In difficult times, investors are likely to retreat to places where they have already made connections or processes and where business is easier to do. This means that startups in the region’s least developed ecosystems are likely to have fewer funding opportunities from outside their home country because travel restrictions hinder cross-border business.

Promoting cross-border cooperation between regional investors can help founders who are already disadvantaged in smaller emerging ecosystems. Given the impossibility of meeting face-to-face with the founders, regional funds must rely heavily on local alliances to enter into trust agreements and sources of funding. Local funds can reduce friction points for foreign investors by including them in the progress of the funds. The establishment of transparent and repeatable cross-border processes at this time will also help regional investors to compete for business in the future when global funds return to the region.

Get the support and resources founders need

Most founders in Latin America indicated that their team members (56%) and friends and family (39%) were their only support networks. To date, very few have received government or municipal support. ICRs have become a major source of mentoring and advice for entrepreneurs in this difficult time, but there is still much to be done.
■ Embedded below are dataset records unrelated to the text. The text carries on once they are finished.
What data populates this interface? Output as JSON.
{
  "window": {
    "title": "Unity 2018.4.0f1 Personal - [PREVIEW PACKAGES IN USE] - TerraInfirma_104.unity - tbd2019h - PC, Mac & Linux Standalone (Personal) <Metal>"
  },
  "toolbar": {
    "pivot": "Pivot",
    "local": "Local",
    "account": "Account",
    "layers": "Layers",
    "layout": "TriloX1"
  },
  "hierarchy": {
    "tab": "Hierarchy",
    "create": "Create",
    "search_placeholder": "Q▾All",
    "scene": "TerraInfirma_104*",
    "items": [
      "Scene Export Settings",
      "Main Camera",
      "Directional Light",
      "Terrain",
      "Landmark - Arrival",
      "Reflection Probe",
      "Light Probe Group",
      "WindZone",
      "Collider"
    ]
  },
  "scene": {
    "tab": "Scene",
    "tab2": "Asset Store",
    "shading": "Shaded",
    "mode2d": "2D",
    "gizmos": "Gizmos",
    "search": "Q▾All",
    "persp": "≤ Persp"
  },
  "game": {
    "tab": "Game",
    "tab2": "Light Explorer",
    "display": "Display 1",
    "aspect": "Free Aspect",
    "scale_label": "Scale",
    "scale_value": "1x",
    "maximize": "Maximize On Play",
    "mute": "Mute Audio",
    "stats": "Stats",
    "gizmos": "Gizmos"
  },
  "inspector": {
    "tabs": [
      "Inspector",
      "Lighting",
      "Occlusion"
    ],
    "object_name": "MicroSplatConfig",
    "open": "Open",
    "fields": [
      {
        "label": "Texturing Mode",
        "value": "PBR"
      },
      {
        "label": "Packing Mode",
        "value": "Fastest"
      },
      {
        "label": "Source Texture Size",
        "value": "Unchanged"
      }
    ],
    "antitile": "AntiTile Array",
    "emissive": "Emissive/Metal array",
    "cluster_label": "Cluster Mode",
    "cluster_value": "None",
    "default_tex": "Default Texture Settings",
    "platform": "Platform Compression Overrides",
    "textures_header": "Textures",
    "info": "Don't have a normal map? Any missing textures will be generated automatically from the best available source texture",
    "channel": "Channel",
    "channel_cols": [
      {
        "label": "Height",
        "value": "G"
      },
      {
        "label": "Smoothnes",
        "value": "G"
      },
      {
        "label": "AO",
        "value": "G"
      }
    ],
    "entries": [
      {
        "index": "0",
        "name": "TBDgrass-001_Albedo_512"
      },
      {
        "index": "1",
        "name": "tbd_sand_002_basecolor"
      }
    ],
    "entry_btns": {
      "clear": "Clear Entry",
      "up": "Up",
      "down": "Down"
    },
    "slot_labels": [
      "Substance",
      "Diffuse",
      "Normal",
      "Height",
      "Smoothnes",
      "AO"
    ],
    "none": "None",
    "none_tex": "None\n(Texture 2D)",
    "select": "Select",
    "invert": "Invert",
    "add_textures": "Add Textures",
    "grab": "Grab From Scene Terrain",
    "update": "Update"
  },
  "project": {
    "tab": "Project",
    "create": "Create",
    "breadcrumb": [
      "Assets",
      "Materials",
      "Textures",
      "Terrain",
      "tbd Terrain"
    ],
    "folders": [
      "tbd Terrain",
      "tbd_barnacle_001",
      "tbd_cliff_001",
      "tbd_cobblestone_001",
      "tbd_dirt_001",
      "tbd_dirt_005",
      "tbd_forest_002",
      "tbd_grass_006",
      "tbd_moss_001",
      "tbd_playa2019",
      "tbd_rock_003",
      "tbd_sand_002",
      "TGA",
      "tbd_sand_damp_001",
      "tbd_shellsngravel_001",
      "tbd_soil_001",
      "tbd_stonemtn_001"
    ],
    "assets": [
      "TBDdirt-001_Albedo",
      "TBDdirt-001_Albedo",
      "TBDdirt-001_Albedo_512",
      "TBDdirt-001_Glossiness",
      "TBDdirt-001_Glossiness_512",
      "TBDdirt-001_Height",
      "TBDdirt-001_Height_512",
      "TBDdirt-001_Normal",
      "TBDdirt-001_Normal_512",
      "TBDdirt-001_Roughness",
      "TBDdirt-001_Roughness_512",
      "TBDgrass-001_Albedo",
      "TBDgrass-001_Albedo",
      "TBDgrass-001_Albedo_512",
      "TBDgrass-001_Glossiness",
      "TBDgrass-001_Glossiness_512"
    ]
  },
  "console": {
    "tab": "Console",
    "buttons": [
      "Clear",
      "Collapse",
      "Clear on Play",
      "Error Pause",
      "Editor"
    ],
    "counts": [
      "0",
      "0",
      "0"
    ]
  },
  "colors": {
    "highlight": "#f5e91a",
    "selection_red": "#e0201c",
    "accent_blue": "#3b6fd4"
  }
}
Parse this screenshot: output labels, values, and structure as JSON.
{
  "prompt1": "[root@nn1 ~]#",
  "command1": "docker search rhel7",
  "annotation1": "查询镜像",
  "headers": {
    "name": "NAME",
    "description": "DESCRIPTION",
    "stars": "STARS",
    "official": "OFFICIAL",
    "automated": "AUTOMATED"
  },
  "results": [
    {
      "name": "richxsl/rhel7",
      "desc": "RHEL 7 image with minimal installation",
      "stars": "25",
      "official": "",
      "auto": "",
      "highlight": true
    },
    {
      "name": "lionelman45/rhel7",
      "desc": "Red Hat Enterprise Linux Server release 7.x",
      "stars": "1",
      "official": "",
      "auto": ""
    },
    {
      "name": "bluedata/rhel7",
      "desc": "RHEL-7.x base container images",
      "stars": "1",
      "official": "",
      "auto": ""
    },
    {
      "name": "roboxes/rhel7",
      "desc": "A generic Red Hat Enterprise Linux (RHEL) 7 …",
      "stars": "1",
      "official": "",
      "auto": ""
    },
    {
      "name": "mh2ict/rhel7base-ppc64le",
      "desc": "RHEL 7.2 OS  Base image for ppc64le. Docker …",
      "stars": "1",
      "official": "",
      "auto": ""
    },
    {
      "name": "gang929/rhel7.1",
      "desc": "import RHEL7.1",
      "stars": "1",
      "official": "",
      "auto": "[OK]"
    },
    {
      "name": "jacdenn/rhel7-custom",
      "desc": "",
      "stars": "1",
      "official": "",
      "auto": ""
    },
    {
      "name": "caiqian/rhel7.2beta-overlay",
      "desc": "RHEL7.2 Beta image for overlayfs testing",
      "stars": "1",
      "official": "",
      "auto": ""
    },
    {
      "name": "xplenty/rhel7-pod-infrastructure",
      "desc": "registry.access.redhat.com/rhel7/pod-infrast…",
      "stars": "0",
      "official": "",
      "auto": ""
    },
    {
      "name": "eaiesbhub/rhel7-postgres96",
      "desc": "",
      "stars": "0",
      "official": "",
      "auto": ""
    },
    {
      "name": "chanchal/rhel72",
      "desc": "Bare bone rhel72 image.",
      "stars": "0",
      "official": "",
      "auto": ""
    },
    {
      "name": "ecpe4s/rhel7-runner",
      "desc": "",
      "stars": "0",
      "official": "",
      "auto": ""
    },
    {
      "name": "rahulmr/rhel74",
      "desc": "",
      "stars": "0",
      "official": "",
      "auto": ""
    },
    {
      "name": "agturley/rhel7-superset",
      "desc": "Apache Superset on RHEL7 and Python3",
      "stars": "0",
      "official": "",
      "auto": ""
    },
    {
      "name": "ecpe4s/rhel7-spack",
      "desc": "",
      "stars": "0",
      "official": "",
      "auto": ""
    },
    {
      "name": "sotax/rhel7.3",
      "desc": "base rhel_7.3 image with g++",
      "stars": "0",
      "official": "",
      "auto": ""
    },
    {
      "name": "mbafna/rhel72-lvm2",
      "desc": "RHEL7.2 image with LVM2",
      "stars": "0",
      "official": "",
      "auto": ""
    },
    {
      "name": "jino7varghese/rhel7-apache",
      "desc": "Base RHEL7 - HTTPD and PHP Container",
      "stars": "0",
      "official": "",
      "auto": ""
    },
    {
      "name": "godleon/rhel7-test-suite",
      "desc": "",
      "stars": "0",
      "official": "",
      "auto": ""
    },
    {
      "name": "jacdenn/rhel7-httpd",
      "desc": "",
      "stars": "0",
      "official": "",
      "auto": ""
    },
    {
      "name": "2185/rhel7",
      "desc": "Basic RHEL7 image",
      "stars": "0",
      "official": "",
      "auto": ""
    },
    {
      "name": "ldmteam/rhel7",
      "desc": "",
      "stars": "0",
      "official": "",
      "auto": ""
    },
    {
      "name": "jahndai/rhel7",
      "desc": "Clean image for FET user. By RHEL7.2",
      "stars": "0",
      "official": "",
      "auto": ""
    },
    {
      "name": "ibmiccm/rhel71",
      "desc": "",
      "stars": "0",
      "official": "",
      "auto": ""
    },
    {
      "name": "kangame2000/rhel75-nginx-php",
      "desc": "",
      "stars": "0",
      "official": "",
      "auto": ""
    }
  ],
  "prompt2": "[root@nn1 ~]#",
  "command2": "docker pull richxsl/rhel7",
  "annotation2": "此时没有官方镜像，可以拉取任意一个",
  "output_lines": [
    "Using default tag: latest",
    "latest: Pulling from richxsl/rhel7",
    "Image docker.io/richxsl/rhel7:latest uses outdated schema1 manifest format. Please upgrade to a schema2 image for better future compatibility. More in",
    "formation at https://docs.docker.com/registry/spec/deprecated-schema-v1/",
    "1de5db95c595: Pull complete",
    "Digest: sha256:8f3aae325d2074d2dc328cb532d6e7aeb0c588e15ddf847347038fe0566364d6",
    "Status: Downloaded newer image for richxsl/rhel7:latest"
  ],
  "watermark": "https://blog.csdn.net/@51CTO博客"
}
In the first round, this helpful guide was drawn up, how to create a well-functioning mentoring program and how to achieve a greater impact as a mentor.

Supporting startups in these ecosystems is of crucial importance for the future of the entire region / Photo: Scott Umstattd on Unsplash

In addition, most of the region’s network acceleration programs, competitions, and events have been suspended or conducted online. Some of the startups that do not have access to such programs and resources in their cities or countries of origin depend on foreign funding and expansion opportunities. While online events offer more flexibility for startups anywhere, the virtual environment presents a number of unique challenges, especially when it comes to meeting potential investors and building trust.

Community organizations of startups in Latin America that are starting their online activities for the first time can learn from other companies that have successfully done so during the crisis. For example, 500 startups have recently provided detailed instructions on how to manage their first virtual demo day for their startups. Splice Media, which helps Asian media startups, also gave guidance on how they organized an online support session for entrepreneurs to share tips on how to deal with the current crisis.

s from the smallest technology centers in Latin America have made significant progress in recent years. Supporting startups in these ecosystems is crucial for the future of the entire region.